Preparation method of 5-chloro-3-fluoro-2-pyridinecarboxylic acid_Industrial additives

Overview of the preparation method of 5-chloro-3-fluoro-2-pyridinecarboxylic acid

5-Chloro-3-fluoro-2-pyridinecarboxylic acid is an organic intermediate, and its synthesis method is rarely reported. It can be prepared from 5-chloro-3-fluoro-2-iodopyridine in two steps.

Preparation method of 5-chloro-3-fluoro-2-pyridinecarboxylic acid Preparation method

Method 1: In a dry ice/methanol bath, add 5-chloro-3-fluoro-2-iodopyridine (1c; 3.9g, 15mmol) to butyllithium (15mmol) in toluene (20mL) and hexane ( 10mL) solution. After 1 hour at -75°C, the reaction mixture was poured onto an excess of freshly crushed solid carbon dioxide. After evaporating the volatiles, add water (50 mL) to the residue, wash with ethyl acetate (2-15 mL) and acidify to Ph=1, collect the precipitate formed, dry and recrystallize with ethanol to obtain colorless prismatic crystals of 5-chloro -3-Fluoro-2-pyridinecarboxylic acid; melting point 172-174°C; obtained 2.5 g (94%).

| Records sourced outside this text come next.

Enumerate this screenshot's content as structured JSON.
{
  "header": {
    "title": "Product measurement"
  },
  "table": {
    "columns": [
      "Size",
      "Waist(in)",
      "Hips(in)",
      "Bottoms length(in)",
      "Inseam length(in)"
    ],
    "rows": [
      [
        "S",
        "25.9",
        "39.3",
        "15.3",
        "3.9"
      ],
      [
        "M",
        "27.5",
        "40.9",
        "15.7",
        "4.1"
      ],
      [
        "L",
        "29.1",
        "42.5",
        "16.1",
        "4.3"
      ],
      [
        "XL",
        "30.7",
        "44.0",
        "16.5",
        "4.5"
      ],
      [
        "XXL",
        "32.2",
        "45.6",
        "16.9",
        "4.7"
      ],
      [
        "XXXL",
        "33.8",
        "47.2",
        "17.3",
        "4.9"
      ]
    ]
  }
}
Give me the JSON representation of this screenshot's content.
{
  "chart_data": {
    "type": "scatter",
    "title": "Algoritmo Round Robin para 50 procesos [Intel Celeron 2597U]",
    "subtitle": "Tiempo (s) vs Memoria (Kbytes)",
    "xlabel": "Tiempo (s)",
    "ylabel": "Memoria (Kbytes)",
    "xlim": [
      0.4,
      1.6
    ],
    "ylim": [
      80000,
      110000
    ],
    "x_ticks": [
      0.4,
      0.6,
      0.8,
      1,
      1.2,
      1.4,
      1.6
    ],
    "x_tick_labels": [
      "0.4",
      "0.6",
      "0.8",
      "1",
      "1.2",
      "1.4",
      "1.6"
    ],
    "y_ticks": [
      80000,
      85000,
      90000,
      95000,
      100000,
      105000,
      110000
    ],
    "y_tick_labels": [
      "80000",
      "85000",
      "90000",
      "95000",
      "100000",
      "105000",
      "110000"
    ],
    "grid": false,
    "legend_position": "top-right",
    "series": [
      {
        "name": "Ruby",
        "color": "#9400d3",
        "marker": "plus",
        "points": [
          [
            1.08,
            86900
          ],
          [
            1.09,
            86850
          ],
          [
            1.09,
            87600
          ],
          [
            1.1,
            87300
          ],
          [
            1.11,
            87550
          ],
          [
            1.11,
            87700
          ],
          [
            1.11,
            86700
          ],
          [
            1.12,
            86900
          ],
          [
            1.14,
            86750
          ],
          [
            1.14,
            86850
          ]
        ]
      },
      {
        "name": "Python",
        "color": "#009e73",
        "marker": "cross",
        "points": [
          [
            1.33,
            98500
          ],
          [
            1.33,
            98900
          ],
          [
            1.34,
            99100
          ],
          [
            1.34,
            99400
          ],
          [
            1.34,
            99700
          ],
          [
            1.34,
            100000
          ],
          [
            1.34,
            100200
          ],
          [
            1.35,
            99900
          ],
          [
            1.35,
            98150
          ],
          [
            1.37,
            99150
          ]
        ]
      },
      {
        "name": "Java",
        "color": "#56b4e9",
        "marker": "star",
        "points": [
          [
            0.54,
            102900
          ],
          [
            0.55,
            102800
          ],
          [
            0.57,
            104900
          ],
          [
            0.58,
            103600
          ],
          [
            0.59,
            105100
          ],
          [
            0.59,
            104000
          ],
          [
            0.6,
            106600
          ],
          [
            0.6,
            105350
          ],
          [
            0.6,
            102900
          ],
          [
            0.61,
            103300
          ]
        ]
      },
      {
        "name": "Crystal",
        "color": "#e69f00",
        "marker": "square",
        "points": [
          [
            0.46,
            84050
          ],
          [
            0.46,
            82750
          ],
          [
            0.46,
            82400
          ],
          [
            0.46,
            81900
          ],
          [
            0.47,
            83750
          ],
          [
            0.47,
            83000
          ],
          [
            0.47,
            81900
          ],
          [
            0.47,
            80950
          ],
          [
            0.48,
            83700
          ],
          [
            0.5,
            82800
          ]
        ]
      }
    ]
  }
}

¹HNMR(D₃CCOCD₃): δ8.57(dd, J1.9, 0.9Hz, 1H), 8.05 (dd, J9.9, 1.9Hz, 1H)ppm.¹³CNMR (D₃CCOCD₃): δ162.8(d, J6Hz), 159.7 (d, J275Hz), 144.8 (d, J5 aminophenylboronic acid pinacol ester Hz), 136.5 (d, J4Hz), 136.0 (d, J9Hz), 127.0 (d, J23Hz) ppm.C6H3ClFNO2 (175.55 ): calcd.C41.05, H1.72; foundC40.91, H2.08.

Method 2:

1) Place 423g of ethyl 3-chloro-5-trifluoromethyl-2-pyridinecarboxylate (embodiment P2) in a mixture of 800ml of water and 160ml of ethanol. Add 800ml 2N sodium hydroxide solution dropwise below 35°C. After 3 hours, the mixture was washed twice with methylene chloride and then acidified with an excess of concentrated hydrochloric acid while cooling in an ice bath. The resulting slurry was filtered, washed with water, and dried under vacuum. 318 g of the desired product were obtained as a white solid with a melting point of 135°C (decomposition). Barium carbonate

2) Add 70g ethyl 3-fluoro-5-chloro-2-pyridinecarboxylate to 105ml dimethyl sulfoxide (DMSO). Add 230 ml of 2N sodium hydroxide solution dropwise within 30 minutes at 40°C. The resulting yellow suspension was introduced into a mixture of 2 liters of ice water and ml of 2N hydrochloric acid. After stirring for 20 minutes, the mixture was filtered and the filtration residue was washed twice with water. 56.4 g of the desired target compound 5-chloro-3-fluoro-2-pyridinecarboxylic acid were obtained as a white solid. ¹H-NMR (DMSO-d₆): 13.79ppm (wide signal, 1H); 8.60ppm (d, 1H); 8.27ppm (dxd, 1H).